Lower across the board for grains and oilseeds, as improved weather combined with a slightly negative USDA report.
- CBOT Wheat down -16c to 537c
- Kansas wheat down -13.5c to 544c
- Corn down -16.25c to 385.5c
- Soybean down -8.5c to 1020.75c
- Winnipeg Canola down -13.2$C to 514$C
- Matif canola down -1.25€ to 374.75€
- Dow Jones up 123.07 to 21532.14
- Crude Oil up 0.42c to 45.46c
- AUD up to 0.767c
- CAD down to 1.274c (AUDCAD 0.978)
- EUR down to 1.141c (AUDEUR 0.672)
Soybeans suffered the least and despite the lower close, they are still sitting on the fence from a technical point of view. The report in beans was slightly bullish US, however the pressure from outside markets was too much. Old crop carryout was 540 kmt below market expectations and 1.08 mmt below the June report estimate. The new crop carryout was 1.2 mmt below the June report. Weather improved with some surprising rainfall in key growing regions. Beans have time on their side for weather and yield, but with a short structural position and the chart at a key technical level, the market wont quickly forget the tighter US balance sheet if we get some weather concerns.
Canola got punched in the teeth today, though it could have been worst given that the Nov contract was almost $21 lower at one point. A combination of currency, improved weather and outside market weakness were the catalysts. The Canadian dollar was 1.2% stronger and prairie conditions have slightly improved, though not enough to ease all concerns.
Corn was the anchor which pulled everything down today, as the USDA numbers reminded everyone of what we are trading, a big snd..The weaker close confirms that corn is not in a technical upside break, after failing to close above the key 400 resistance level. The big surprise came in the new crop carryout that came in 3.6 mmt higher than the markets expectations and implies better yield potential than the market has been trading. Despite all of this, we still expect to see some reasonable swings in corn prices in the next 2-3 weeks, given the structural position and key pollination window which we are heading into.

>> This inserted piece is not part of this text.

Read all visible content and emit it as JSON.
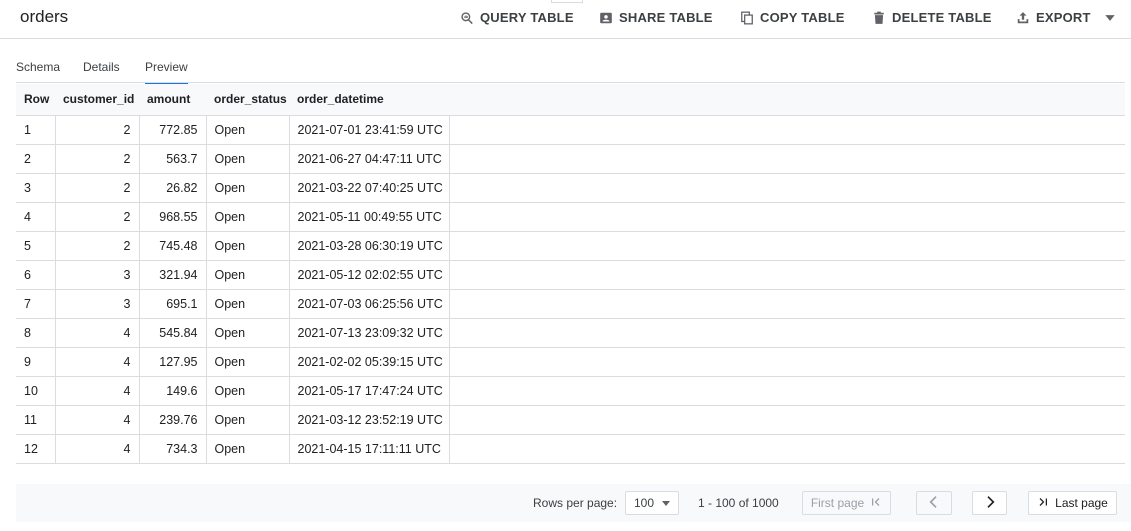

Wheat got slammed, though it failed to break through the gap at 526, a close through here would reflect downside momentum, but it’s respecting this level at present, although it should continue to test this. The USDA did reduce their figures, but not to the levels which the markets were expecting. This prompted some position unwinding/profit taking. The US new crop carryout came in at 25.5 mmt, which was above market ideas and not an overly threatening balance sheet.

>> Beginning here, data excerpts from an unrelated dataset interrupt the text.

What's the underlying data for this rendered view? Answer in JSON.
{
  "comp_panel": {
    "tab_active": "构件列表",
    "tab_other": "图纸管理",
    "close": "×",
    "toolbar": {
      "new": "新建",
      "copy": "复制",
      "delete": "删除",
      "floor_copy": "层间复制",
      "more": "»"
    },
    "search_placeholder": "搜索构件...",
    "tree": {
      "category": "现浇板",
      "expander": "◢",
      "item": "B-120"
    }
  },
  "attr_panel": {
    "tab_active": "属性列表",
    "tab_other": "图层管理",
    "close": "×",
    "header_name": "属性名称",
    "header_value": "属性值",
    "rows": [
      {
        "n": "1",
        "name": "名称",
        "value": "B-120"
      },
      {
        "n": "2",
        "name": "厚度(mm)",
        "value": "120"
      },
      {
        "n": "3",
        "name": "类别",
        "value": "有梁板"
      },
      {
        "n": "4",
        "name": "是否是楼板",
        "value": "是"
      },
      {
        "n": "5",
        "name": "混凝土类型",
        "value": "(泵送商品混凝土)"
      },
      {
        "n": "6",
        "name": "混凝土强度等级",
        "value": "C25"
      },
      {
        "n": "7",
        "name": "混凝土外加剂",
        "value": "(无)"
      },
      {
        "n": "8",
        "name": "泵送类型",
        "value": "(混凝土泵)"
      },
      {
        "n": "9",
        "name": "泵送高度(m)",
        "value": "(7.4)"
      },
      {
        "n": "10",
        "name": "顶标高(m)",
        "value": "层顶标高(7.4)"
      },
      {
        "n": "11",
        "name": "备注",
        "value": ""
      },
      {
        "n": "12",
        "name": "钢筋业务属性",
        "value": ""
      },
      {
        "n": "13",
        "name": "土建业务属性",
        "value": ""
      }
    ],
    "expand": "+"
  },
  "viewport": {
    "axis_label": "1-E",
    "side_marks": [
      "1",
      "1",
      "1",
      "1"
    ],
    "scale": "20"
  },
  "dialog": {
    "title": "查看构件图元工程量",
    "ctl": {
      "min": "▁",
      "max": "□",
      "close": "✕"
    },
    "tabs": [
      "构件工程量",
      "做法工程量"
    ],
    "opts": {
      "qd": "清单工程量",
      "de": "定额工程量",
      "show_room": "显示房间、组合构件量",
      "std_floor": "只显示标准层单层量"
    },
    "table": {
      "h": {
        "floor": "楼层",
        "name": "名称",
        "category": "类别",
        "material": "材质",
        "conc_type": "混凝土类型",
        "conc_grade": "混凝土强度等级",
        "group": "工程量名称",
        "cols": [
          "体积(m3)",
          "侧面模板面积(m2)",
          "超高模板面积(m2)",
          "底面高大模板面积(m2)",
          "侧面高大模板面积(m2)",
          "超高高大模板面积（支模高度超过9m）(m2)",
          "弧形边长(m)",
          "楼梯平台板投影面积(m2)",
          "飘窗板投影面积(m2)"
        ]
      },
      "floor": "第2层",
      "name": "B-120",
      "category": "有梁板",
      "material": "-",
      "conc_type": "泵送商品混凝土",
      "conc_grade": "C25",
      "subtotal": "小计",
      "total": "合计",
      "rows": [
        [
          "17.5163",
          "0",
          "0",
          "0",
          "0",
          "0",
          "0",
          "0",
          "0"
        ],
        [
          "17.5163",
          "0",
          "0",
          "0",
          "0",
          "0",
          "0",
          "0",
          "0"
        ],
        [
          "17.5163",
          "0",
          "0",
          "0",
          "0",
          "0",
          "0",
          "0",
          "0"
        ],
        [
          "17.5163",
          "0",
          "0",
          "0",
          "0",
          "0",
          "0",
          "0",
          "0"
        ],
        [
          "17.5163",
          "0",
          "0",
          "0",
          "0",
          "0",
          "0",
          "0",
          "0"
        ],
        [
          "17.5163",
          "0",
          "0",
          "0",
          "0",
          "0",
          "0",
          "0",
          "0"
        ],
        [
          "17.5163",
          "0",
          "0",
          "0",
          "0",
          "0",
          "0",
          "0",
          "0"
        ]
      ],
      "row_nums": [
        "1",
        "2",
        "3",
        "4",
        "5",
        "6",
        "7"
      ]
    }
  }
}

Aussie weather forecast features no significant change, Vic and southern WA are getting some light showers, but nothing is falling in the areas in need, which are stacking up now, Central and Northern WA, Western SA and Southern and Northern NSW. We need to see something significant, probably in the next two weeks to prevent national yield revisions. Cash markets are responding accordingly with some very punchy new crop numbers getting around. These basis levels are not going to buy export demand, so either a lot of drought premium is being priced in, or grower liquidity is thin in new crop, so high bids are just good advertising which supports long traders mark to market. The current barley bids on the downs, offer attractive new crop ex farm numbers as far down as SNSW, this is not good for the global balance sheet, which is incredibly tight and needs as much exportable surplus as possible.